Methods: RAPID 1 was a Phase III, multicenter, double-blind, placebo-controlled, parallel-group, 52-week study. The co-primary endpoints were ACR20 at Week 24 and change in modified Total Sharp Score from baseline at Week 52. Secondary endpoints included ACR20 at Week 52 and ACR50/ACR70 response rates at Weeks 24 and 52. Patients, previously treated â‰¥6 months with MTX, were randomized 2:2:1 to treatment with CZP (three 400 mg doses every 2 weeks, followed by doses of 200 mg or 400 mg every 2 weeks) or placebo. MTX therapy was continued as usual. Efficacy and safety parameters were assessed at each visits. Patients who withdrew for any reason were considered non-responders from that point onwards
Results: We present efficacy and safety results.
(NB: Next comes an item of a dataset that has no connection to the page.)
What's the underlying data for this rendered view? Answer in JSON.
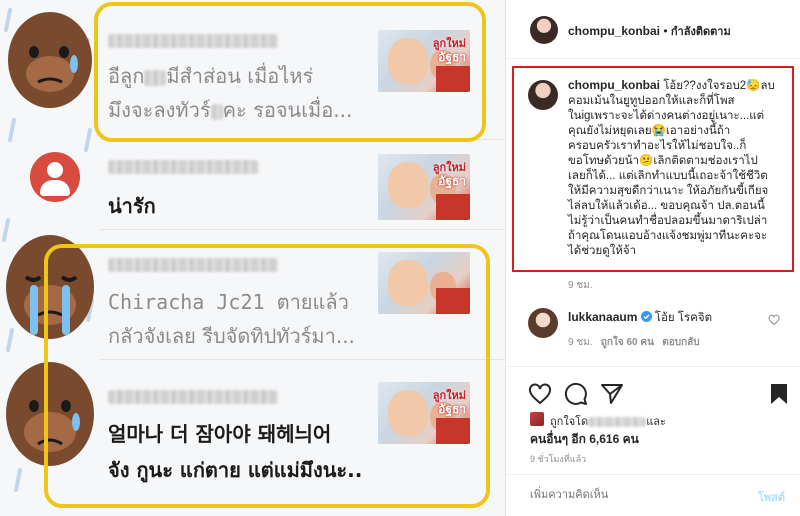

In total, 982 adult patients were randomized to treatment (intent-to-treat population [ITT]): CZP 200 mg, n = 393; 400 mg, n = 390; placebo, n = 199. Of these, 572 completed the study (n = 255, 274, and 43, respectively). At Weeks 24 and 52, the ACR20, ACR50, and ACR70 responder rates for patients receiving CZP were significantly greater than those for patients receiving placebo (Table). The proportion of patients who experienced an adverse event (AE) was 74.7% and 76.6% in the CZP 200 mg and 400 mg groups, respectively, and 57.8% in the placebo group. The majority of AEs were mild to moderate and discontinuation due to AEs was low (4.3%, 5.7% and 1.5% in the CZP 200 mg, 400 mg, and placebo groups, respectively).
[Table 1, ACR Responder Rates at Weeks 24 and 52 (ITT), available on request]
Conclusions: In MTX inadequate responders, CZP 200 mg every 2 weeks, after 3 initial doses of 400 mg, as add-on to MTX, showed a significant benefit in reducing the signs and symptoms of active RA compared with MTX alone at 24 weeks, with sustained results through 52 weeks. The higher dose of 400 mg every 2 weeks provided a similar benefit. Both doses were well tolerated, with a low incidence of discontinuation due to AEs.
Disclosure Block: E. Keystone, AstraZeneca, 2 Research grants; Bristol-Myers Squibb, 2 Research grants; Hoffman-La-Roche Ltd (Canada), 2 Research grants; Schering Plough Inc, 2 Research grants; Wyeth Pharmaceuticals, 2 Research grants; Centocor Inc, 2 Research grants; Abbott Laboratories, 2 Research grants; Novartis, 2 Research grants; Amgen, 2 Research grants; UCB, 2 Research grants; Abbott Laboratories, 5 Consulting fees; Amgen, 5 Consulting fees; Bristol-Myers Squibb, 5 Consulting fees; Centocor Inc, 5 Consulting fees; Chelsea Therapeutics, 5 Consulting fees; CombinatoRx, 5 Consulting fees; Genentech, 5 Consulting fees; GlaxoSmithKline Beecham, 5 Consulting fees; Hoffman La-Roche Ltd, 5 Consulting fees; Medarex, 5 Consulting fees; Schering Plough Inc, 5 Consulting fees; Wyeth Ayerst, 5 Consulting fees; UCB, 5 Consulting fees; Abbott Laboratories, 8 Speakers bureau; Amgen, 8 Speakers bureau; Bristol-Myers Squibb, 8 Speakers bureau; Centocor Inc, 8 Speakers bureau; Genentech, 8 Speakers bureau; Hoffman-La Roche Ltd, 8 Speakers bureau; Schering Plough Inc, 8 Speakers bureau; Wyeth, 8 Speakers bureau.